Par ailleurs, en comparant les expérimentateurs précoces et tardifs de cannabis, les chercheurs ont constaté que la probabilité de connaître des épisodes de chômage répétés était 92 % plus élevée dans le groupe des consommateurs les plus jeunes, par rapport aux consommateurs âgés de plus de 16 ans au moment de leur initiation à la drogue.

« Ces résultats viennent s’ajouter à la littérature existante qui montre qu’en plus de la fréquence de la consommation de cannabis, l’âge de la première expérience du cannabis est associé à des conséquences néfastes non seulement sur la santé mais aussi sur la vie sociale et économique des individus. La consommation de cannabis avant l’âge de 16 ans peut donc être considérée comme un marqueur de risque de chômage. Reporter le plus tard possible les expérimentations de cannabis devrait être un objectif des politiques publiques », explique Maria Melchior, directrice de recherche Inserm et dernière auteure de l’étude.

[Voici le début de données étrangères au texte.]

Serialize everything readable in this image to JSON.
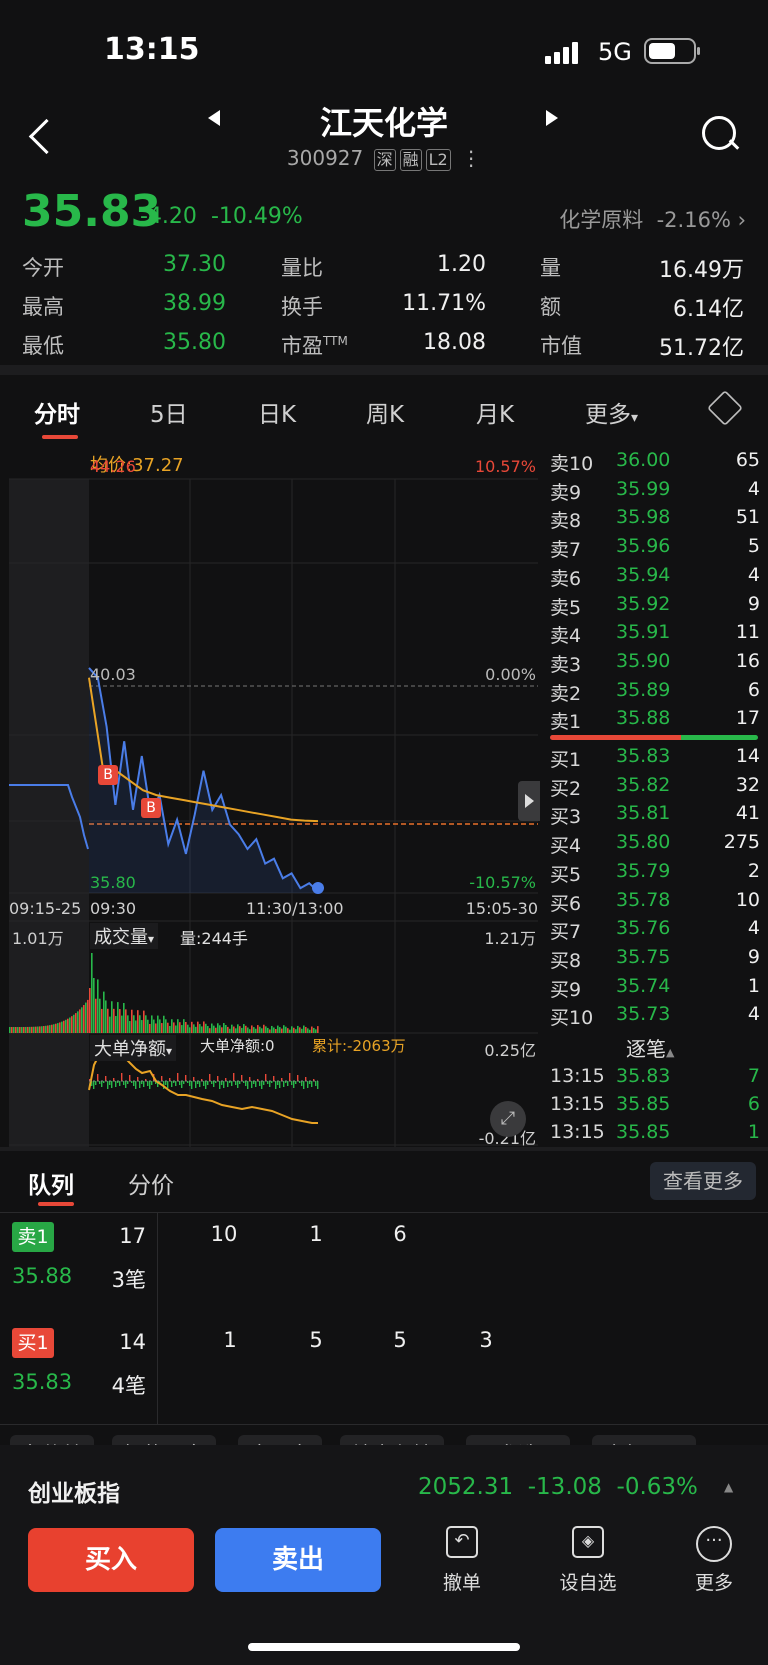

En s’appuyant sur les données recueillies via la cohorte Tempo sur près de 30 ans, les chercheurs souhaitent désormais identifier les facteurs prédictifs des trajectoires de consommation du cannabis dans le temps. Une démarche d’autant plus importante que les usagers de cannabis ayant démarré au cours de l’adolescence sont de plus en plus nombreux à poursuivre cette consommation à l’âge adulte sans que les mécanismes sous-jacents ne soient bien connus.

 

[1] OEDT, 2017

[2] La cohorte Tempo est un projet de recherche sur la santé au long cours mis en place par des chercheurs en santé publique de l’Inserm.

[3] Les participants de l’étude étaient âgés de 22 à 35 ans au moment de leur inclusion en 2009.

[4] Ici cet âge adulte correspond à la tranche des 31-44 ans, les participants étant âgés de 22 à 35 ans au moment de leur inclusion en 2009.